I have a recipe for a cheesecake that I'd like to double. Of course I would have to use a 9 X 13 pan and make it into bars (which I don't mind). It will eventually get covered with a chocolate mint ganache. With that in mind, how important is the water bath? Can I forgo it altogether (since it will be a 9 X 13 pan and hard to water bathe)? Or should I put a pan of water below the pan to help keep moisture in the oven?
The water bath for a cheesecake is to control the temperature of the thick custard in the springform pan (cheesecake is technically a custard) - you don't need to worry about the moisture of the oven in the absence of a water bath.
The equivalency you stated of your pan volumes is a problem, though. The two pans are not as comparable as your volumes suggest. The area of a 9" round pan (your springform) would be π x r² = 3.14 x (4.5")² = 64 in.² (roughly). The area of a 9" x 13" rectangular pan would be 9" x 13" = 117 in.² which is roughly twice the area of the springform pan. What that means is that the same volume of cheesecake filling would fill a 9" x 13" pan roughly half as full as a 9" springform pan.
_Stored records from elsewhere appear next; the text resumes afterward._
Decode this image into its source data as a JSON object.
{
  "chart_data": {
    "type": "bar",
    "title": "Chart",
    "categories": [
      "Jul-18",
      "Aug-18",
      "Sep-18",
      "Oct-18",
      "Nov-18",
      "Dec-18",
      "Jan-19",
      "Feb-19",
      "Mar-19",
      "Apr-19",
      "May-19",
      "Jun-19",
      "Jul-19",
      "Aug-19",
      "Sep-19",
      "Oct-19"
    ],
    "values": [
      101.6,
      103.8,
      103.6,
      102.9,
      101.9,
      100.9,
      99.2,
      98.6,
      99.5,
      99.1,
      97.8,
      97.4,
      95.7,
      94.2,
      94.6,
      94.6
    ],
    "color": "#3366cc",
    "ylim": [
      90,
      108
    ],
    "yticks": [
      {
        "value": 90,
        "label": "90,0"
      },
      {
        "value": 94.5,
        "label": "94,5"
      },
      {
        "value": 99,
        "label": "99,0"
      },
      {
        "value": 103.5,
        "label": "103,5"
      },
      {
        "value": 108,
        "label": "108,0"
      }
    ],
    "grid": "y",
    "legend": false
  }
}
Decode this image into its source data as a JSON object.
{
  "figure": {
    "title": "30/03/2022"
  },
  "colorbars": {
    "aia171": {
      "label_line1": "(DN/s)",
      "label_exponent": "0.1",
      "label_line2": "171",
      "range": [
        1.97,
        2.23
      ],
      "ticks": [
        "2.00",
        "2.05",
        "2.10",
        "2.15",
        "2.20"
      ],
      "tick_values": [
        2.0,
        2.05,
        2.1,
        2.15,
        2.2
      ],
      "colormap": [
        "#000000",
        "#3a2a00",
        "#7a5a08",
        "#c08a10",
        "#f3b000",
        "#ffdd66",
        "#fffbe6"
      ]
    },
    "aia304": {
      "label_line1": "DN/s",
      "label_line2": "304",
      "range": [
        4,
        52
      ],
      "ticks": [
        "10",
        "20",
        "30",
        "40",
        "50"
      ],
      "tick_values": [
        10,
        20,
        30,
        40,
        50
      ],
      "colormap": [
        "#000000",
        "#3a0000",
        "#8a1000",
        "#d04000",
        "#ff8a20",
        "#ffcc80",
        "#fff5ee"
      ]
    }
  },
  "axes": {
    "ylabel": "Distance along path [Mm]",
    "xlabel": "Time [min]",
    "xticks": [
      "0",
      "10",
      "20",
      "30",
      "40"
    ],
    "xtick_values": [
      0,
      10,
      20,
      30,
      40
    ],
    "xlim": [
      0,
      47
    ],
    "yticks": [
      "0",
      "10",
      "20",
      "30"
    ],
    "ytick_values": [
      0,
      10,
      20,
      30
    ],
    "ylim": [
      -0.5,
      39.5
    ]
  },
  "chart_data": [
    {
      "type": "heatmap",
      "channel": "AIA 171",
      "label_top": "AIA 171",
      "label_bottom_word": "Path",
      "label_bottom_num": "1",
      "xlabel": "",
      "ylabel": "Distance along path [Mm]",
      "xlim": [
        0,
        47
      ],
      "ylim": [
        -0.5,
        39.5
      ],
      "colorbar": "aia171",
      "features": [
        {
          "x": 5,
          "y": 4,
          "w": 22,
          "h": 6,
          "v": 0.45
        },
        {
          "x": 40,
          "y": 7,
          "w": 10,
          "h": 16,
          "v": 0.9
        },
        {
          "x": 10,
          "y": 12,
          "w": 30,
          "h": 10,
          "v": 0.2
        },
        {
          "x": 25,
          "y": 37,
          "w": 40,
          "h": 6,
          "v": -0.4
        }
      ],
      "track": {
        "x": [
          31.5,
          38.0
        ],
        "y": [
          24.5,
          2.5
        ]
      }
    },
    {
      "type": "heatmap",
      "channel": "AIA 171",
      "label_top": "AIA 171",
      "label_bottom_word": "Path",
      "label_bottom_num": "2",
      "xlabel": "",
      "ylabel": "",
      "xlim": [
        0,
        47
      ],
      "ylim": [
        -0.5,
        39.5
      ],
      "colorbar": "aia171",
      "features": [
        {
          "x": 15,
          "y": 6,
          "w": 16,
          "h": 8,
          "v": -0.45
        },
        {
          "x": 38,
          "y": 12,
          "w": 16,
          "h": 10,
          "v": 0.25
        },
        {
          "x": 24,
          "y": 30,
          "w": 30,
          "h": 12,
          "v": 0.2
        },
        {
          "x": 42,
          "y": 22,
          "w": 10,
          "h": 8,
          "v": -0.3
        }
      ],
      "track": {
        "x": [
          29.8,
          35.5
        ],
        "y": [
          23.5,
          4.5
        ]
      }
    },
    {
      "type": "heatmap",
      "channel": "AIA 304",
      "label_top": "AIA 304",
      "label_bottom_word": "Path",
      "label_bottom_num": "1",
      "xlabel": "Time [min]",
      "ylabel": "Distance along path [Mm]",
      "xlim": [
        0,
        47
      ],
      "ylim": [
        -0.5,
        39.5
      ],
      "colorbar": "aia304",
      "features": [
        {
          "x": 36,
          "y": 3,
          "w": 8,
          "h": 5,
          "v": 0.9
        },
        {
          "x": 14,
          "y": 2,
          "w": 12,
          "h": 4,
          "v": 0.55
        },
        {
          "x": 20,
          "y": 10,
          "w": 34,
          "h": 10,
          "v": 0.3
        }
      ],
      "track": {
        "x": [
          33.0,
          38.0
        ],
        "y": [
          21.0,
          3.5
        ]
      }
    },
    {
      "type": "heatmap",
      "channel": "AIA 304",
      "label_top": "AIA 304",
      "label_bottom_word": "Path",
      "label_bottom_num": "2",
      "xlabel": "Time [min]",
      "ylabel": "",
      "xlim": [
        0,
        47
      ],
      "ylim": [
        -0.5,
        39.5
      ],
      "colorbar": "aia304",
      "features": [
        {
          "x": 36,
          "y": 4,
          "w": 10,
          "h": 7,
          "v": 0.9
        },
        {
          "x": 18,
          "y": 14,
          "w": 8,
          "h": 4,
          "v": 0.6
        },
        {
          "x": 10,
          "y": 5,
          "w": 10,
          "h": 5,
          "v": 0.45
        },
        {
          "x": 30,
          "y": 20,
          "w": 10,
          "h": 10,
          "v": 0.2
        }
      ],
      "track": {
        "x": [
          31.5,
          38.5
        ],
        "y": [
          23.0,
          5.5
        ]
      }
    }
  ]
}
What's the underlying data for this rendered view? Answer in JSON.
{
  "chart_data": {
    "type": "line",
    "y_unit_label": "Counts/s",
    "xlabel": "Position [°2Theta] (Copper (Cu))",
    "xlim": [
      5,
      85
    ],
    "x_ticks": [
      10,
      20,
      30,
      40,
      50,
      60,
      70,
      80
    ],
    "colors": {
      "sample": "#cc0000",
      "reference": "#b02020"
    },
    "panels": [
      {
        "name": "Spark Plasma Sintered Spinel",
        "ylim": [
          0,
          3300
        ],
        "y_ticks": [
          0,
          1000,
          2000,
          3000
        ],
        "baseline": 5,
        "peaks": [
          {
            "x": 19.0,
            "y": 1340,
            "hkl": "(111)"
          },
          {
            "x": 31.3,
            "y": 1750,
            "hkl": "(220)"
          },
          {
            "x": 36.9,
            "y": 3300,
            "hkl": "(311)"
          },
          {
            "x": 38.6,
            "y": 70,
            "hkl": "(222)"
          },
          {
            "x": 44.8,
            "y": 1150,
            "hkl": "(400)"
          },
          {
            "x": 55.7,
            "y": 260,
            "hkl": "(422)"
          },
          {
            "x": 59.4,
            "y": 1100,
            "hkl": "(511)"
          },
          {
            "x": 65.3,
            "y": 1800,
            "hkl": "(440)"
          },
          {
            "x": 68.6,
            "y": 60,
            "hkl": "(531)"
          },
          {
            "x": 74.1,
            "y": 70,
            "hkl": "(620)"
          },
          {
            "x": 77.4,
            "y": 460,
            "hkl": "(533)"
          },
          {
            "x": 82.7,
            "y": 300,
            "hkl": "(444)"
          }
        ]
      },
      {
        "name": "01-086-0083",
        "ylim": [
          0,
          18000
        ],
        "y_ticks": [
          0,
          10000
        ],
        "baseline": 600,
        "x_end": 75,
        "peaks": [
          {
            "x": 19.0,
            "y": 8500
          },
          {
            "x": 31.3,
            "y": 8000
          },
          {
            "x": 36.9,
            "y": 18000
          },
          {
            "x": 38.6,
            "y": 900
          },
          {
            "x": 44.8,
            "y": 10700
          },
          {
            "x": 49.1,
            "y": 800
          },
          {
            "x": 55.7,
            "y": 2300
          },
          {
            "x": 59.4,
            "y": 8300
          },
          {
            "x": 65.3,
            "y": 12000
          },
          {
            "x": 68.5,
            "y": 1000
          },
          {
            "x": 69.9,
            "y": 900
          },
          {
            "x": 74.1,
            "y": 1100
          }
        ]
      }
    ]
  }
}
Unless you have a huge amount of filling, the custard should set-up much more quickly in the larger pan and should not be as much of a problem to bring-up to temperature evenly like a thicker cheesecake in a springform pan. As long as you aren't planning to bake your bars in a scorching-hot oven and you remove them from the oven before they look fully set, you won't need the water bath.